Repolitisierte Jugend

2019 geschah etwas, was vielen nicht geheuer war: Zu Zehntausenden gingen in deutschen Großstädten Jugendliche und junge Erwachsene auf die Straße, um auf die Bedrohungen des menschengemachten Klimawandels aufmerksam zu machen und um eine effektivere Klimapolitik einzufordern. Sie wollten es nicht mehr hinnehmen, dass das Klima von Menschen gerettet wurde, die ihre eigenen Fehlentscheidungen nicht mehr erleben würden. Die jungen Menschen wussten sehr genau, dass sie die Leidtragenden einer verfehlten Klimapolitik sein würden.

Beinahe ehrfürchtig beobachteten die über 25-jährigen, wie die jüngere Generation Freitag für Freitag auf die Straße ging. Einige schlossen sich dem Protest an, Fridays for Future (FfF) blieb aber eine Bewegung der Jüngeren. Corona bereitete den Großdemos ein jähes Ende. Doch nach zahlreichen Online-Protestaktionen trauen sich die Anhänger von FfF inzwischen wieder auf die Straße.

Die Themenpalette der Demonstrantinnen und Demonstranten ist seit der Corona-Zwangspause sogar noch größer geworden. Nach dem russischen Angriff auf die Ukraine mischen sich auch vermehrt Stimmen unter die Teilnehmenden, die ihre Solidarität mit dem angegriffenen Land bekunden. Beim globalen Klimastreik am 25. März 2022 wurde das Themenspektrum ein weiteres Mal erweitert: Zur Debatte stehen nun auch die Frisuren der Künstlerinnen und Künstler, die die Bewegung unterstützen.
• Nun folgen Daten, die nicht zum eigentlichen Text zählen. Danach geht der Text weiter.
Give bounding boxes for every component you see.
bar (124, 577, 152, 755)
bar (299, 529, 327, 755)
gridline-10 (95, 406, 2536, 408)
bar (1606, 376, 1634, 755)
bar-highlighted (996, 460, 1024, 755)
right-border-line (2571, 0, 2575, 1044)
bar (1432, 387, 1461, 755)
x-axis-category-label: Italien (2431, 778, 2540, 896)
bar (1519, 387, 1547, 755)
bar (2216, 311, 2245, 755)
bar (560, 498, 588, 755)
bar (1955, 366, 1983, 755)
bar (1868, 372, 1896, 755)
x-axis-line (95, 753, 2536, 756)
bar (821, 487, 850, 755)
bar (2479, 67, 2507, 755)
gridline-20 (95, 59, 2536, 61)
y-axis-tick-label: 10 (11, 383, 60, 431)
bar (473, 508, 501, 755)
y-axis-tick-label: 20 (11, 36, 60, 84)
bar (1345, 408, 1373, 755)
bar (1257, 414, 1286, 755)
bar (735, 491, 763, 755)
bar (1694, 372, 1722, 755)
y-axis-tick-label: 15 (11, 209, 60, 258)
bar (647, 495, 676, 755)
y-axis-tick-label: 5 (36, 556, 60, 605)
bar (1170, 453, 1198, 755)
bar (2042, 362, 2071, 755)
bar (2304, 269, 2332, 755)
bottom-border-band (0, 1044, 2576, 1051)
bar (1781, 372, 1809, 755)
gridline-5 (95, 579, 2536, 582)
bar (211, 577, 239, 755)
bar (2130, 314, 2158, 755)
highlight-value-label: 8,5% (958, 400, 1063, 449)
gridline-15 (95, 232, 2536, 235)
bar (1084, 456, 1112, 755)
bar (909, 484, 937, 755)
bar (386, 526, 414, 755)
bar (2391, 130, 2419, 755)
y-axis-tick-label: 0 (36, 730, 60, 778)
Du hast die Haare (nicht) schön

Die Sängerin Ronja Maltzahn steht seither unfreiwillig im Fokus einer obskuren Debatte. Sie durfte bei der Kundgebung der Demo in Hannover nicht auftreten, weil sie ihre Haare zu Dreadlocks geflochten hatte. Die Organisatoren der Demo sahen darin eine imperialistische kulturelle Aneignung, die sie auf keinen Fall tolerieren konnten. Man stellte die Sängerin vor die Wahl: Haare ab oder Auftrittsverbot.

Das Netz war sogleich voll von solidarischen Kommentaren für beide Seiten. Der Zwischenfall bestimmte die Titelseiten, Ronja Maltzahns Haarpracht war in aller Munde. In Interviews bekräftigten die Verantwortlichen ihr Bekenntnis gegen Rassismus und kulturelle Aneignung. Sie könnten ihrem eigenen Anliegen nicht vehementer widersprechen. Wenn sich eine weiße Frau dazu entschließt, ihre Haare fortan als Dreadlocks zu tragen, dann hat das genau so wenig mit imperialistischem Denken zu tun wie wenn eine Luisa Neubauer ins Ristorante geht und sich eine Pizza bestellt.

Austausch statt Spaltung

Es ist eben kein imperialistischer Akt, wenn man sich von anderen Kulturen beeinflussen lässt und deren Gepflogenheiten oder deren Dress übernimmt. Es ist stattdessen ein Zeichen für einen lebendigen und gelingenden Austausch zwischen den Kulturen. Imperialistisch und rassistisch hingegen ist es, wenn man einer ethnischen Gruppe bestimmte Verhaltensweisen oder ein äußeres Erscheinungsbild zuweist und festlegt, dass nur diese Gruppe ungestraft so leben oder aussehen darf. Diese Herangehensweise verfestigt rassistische Stereotype und baut sie nicht ab.

Die Verfechter der Political Correctness lassen sich von einem Gruppendenken leiten, für das sie manch rechter Zeitgenosse beneidet. Ihr Weltbild lebt von Unterschieden. Ziel ist nicht, die Unterschiede abzubauen, um Chancengleichheit herbeizuführen. Ihnen geht es darum, die vorhandenen Unterschiede über Gebühr zu betonen oder sogar neue Gegensätze künstlich zu konstruieren. In ihrer Ideologie dürfen nur die Vertreter einer bestimmten definierten Gruppe über die Belange ebenjener Gruppe sprechen. Alles andere ist inakzeptabel und ein Angriff auf die aufgeklärte Gesellschaft.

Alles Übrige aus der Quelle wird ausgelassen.